We're looking at what we can do
to support the remaining rural
shops and pubs and so on. So I
think there is a lot of
beneficial change, but nobody's
disputing that we need to do a
great deal more, and what we are
trying to look at, through the
agency of Chris's report and
other work that we'll be
publishing over the next couple
of weeks, is to say, given the
money and the support the
Government is putting into the
countryside, are we getting the
best use for that money? And we
concede, as a department that no,
we haven't been, and there are
changes we want to make.
PAXMAN:
You're not, right.
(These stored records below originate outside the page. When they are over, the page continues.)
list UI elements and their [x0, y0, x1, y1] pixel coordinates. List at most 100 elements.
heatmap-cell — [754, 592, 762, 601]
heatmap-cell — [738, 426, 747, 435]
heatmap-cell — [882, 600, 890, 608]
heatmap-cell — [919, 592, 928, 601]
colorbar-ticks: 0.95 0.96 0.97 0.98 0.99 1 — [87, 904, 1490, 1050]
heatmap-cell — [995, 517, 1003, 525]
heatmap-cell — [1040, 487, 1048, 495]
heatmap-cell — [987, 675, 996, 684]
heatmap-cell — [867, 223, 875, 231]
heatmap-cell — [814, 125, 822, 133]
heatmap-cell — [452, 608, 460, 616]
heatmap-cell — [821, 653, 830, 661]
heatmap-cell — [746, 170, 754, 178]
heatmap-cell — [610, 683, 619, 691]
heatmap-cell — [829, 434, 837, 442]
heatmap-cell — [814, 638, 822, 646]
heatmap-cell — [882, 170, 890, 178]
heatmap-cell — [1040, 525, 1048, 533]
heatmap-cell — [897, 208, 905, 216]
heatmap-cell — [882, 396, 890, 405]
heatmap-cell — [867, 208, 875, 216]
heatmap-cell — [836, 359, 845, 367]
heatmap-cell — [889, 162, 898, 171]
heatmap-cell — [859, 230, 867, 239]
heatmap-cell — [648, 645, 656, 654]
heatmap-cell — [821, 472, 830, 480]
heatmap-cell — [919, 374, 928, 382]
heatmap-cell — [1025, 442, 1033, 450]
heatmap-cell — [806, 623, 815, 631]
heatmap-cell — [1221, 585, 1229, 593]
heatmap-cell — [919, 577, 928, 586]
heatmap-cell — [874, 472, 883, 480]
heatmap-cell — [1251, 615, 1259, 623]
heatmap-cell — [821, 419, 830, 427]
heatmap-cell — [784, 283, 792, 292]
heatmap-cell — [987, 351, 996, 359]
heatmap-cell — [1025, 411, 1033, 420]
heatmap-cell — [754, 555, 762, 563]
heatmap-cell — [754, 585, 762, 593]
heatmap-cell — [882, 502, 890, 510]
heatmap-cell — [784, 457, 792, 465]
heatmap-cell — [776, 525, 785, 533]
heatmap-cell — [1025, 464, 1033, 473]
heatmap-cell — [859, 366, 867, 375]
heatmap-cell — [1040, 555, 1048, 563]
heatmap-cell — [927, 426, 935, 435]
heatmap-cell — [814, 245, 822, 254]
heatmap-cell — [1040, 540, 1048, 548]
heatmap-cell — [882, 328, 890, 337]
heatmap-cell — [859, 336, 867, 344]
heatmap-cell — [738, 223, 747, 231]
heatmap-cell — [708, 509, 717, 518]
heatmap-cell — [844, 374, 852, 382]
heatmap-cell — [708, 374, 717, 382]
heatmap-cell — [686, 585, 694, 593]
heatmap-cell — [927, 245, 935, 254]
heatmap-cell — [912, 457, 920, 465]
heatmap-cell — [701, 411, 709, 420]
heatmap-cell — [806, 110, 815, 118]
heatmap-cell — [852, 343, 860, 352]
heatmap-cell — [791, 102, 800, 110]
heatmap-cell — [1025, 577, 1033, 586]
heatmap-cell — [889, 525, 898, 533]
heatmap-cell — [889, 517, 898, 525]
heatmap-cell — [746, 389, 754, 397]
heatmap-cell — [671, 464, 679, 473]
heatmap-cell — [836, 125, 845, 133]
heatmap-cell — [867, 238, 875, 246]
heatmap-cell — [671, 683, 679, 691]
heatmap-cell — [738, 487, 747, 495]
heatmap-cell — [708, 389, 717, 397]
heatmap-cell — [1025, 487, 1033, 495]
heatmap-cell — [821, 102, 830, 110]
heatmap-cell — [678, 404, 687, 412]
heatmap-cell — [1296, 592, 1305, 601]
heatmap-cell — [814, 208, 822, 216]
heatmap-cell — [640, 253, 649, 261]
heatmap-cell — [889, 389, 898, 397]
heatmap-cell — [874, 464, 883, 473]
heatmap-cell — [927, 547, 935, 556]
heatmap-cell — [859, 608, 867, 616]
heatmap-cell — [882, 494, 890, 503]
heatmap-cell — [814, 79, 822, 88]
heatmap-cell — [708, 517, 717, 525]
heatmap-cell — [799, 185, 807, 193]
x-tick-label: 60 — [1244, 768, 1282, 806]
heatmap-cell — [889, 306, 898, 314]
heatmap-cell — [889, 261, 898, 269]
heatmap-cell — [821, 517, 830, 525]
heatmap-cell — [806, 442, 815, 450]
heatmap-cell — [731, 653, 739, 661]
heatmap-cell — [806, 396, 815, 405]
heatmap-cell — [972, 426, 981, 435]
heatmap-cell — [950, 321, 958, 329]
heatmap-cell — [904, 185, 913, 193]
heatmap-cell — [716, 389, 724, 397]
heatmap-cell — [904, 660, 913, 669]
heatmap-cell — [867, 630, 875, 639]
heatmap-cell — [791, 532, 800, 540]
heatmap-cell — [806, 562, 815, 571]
And you are
prepared also to accept his
recommendation that while central
government may formulate
strategy, it really ought to butt
out of the business of
implementing it and leave that to
local organisations.
BECKETT:
I think we have to take very
seriously the clear distinction
in responsibility he makes
between policy on the one hand,
policy making, and on the other
hand, advice about policy, which
can also be informed by
experience of what happens on the
ground when you try to deliver
some of these policy ideas. We
take all of that very seriously,
but, obviously, there are a large
number of people in rural
communities we need to talk to
about how we can work with them
to make something like that
effective.
PAXMAN:
Sorry, does that mean you are
accepting his proposal that
central government confine itself
to setting policy and leave
implementation to local
organisations?
BECKETT:
Yes, broadly, we are. And we need
to talk to those local
organisations about how most
effectively and over what period
we can actually make that change.
PAXMAN:
Margaret Beckett, thank you.
This transcript was produced from the teletext subtitles that are generated live for Newsnight. It has been checked against the programme as broadcast, however Newsnight can accept no responsibility for any factual inaccuracies. We will be happy to correct serious errors.